Another scenario is when people hold out their credit cards while in line waiting to pay, a simple, indiscreet capture of that, again with a camera phone or other type of device and gone.

Mike (profile) says:

Re: Re: Camera Phone theory

How about links right here at Techdirt:


Yeah, that cameraphone story isn’t true. So far, there aren’t many cameraphones out there good enough to snap a photo of credit card numbers. However, it could be an issue at some point, though you hope, by then, people are smart enough to notice someone fiddling with their phone nearby.

saleh says:

Possible, and relatively easy

While the wifi attack may or may not have been used in this case, it would be trivial to accomplish.

Rather than a fancy SSL man-in-the-middle attack, just connect to the (likely unsecured) wifi and install a browser helper (on the likely insecure PC) that keylogs whenever an interesting site is accessed. Come back a month or two later, get the logs, and wipe out the keylogger.

For the finishing touch, use the victim’s own wifi network to connect to the bank and drain his account. The logged IP (that of the router/firewall) would belong to the victim.

Mike (profile) says:

Re: Possible, and relatively easy

Rather than a fancy SSL man-in-the-middle attack, just connect to the (likely unsecured) wifi and install a browser helper (on the likely insecure PC) that keylogs whenever an interesting site is accessed. Come back a month or two later, get the logs, and wipe out the keylogger.
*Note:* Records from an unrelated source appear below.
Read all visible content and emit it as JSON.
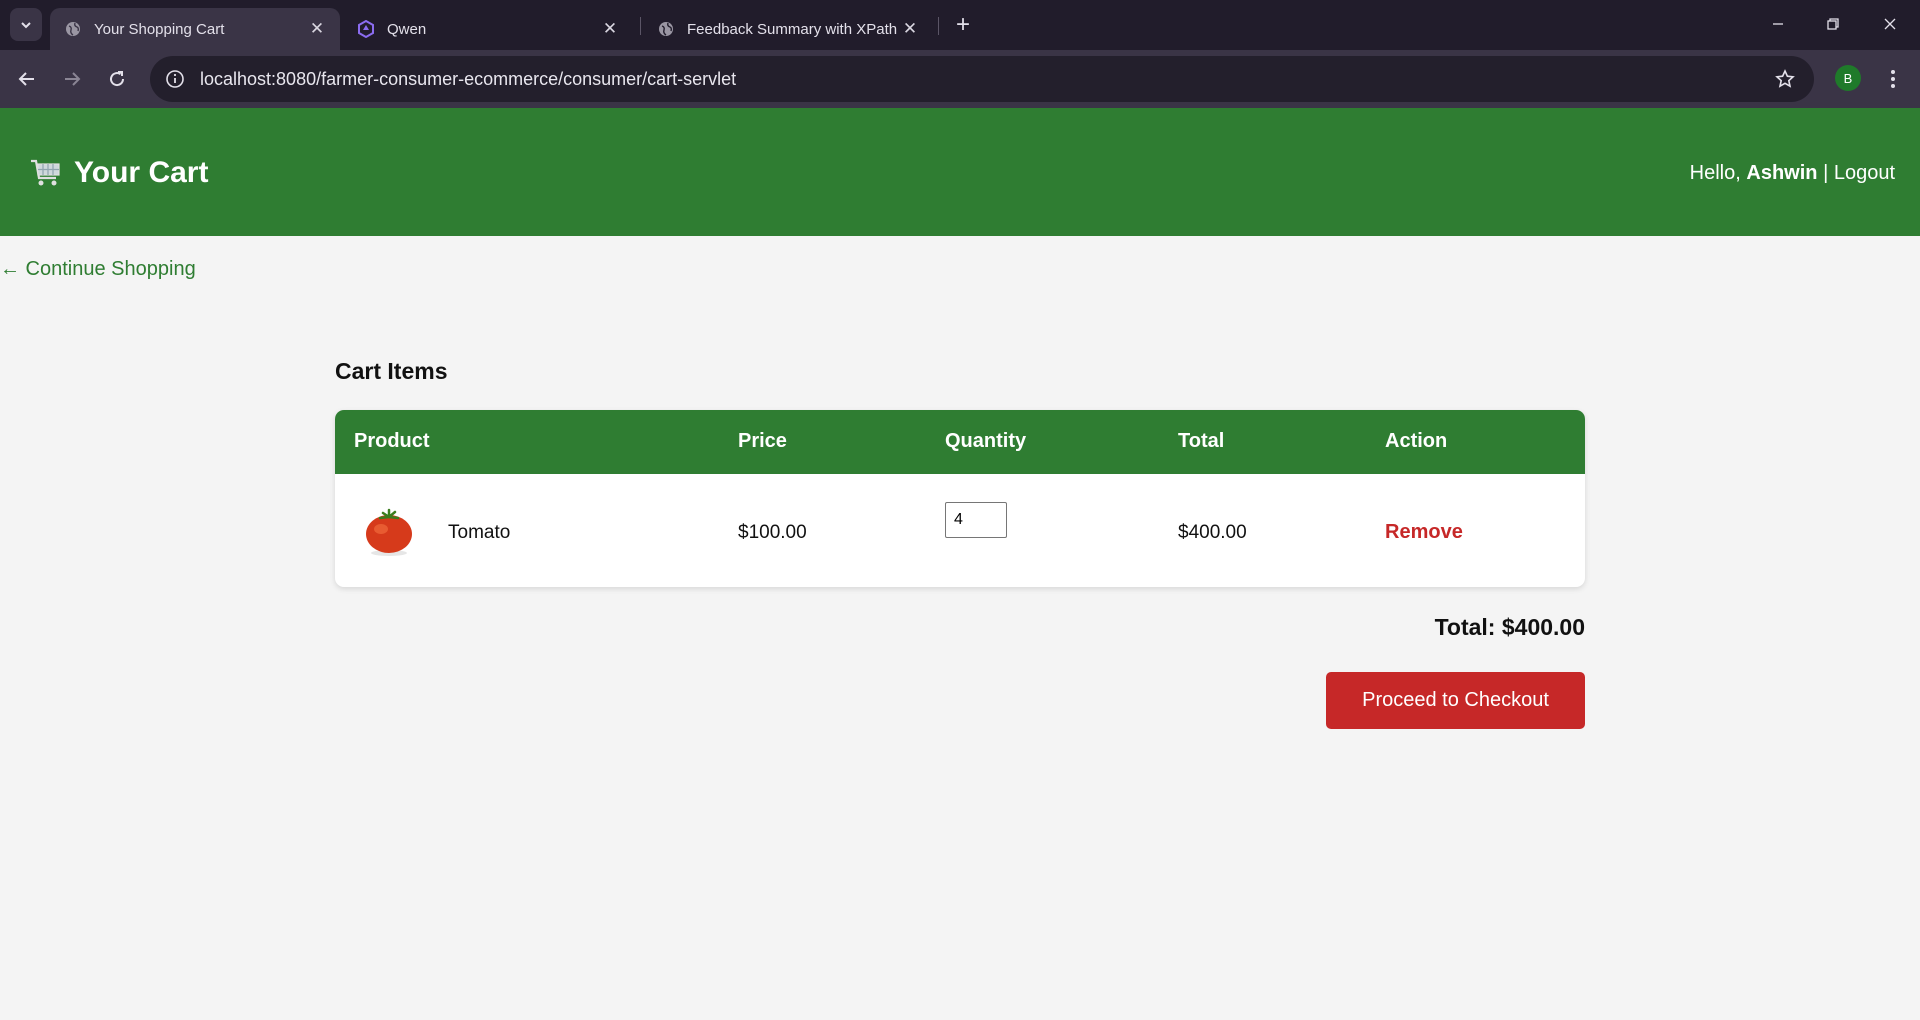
{
  "browser": {
    "tabs": [
      {
        "title": "Your Shopping Cart",
        "icon": "globe-icon",
        "active": true
      },
      {
        "title": "Qwen",
        "icon": "qwen-logo-icon",
        "active": false
      },
      {
        "title": "Feedback Summary with XPath",
        "icon": "globe-icon",
        "active": false
      }
    ],
    "new_tab_label": "+",
    "url": "localhost:8080/farmer-consumer-ecommerce/consumer/cart-servlet",
    "profile_initial": "B",
    "accent_color": "#1f7a2a"
  },
  "header": {
    "title": "Your Cart",
    "greeting": "Hello,",
    "username": "Ashwin",
    "separator": "|",
    "logout": "Logout",
    "background": "#2f7d32"
  },
  "continue_link": "← Continue Shopping",
  "cart": {
    "section_title": "Cart Items",
    "columns": [
      "Product",
      "Price",
      "Quantity",
      "Total",
      "Action"
    ],
    "rows": [
      {
        "product": "Tomato",
        "price": "$100.00",
        "quantity": "4",
        "total": "$400.00",
        "action": "Remove"
      }
    ],
    "grand_total": "Total: $400.00",
    "checkout_label": "Proceed to Checkout",
    "remove_color": "#c62828"
  }
}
Er… what are you installing a keylogger on? Even if you can get on an average WiFi network, it’s much less likely you’ll get access to someone’s computer.

saleh says:

Re: Re: Possible, and relatively easy

From my condo (not wardriving) I can get to two completely open access points. Both are fully browsable from Windows; the PCs on those networks advertise their names.

If we assume those users took a minimal set baseline steps to secure their PCs (e.g. rename administrator account, use non-dictionary passwords, enable account lockout on invalid passwords, configure the event log to audit logon failures…) then you are correct. But, if someone’s access point is blinking 12:00, how sophisticated is that end-user?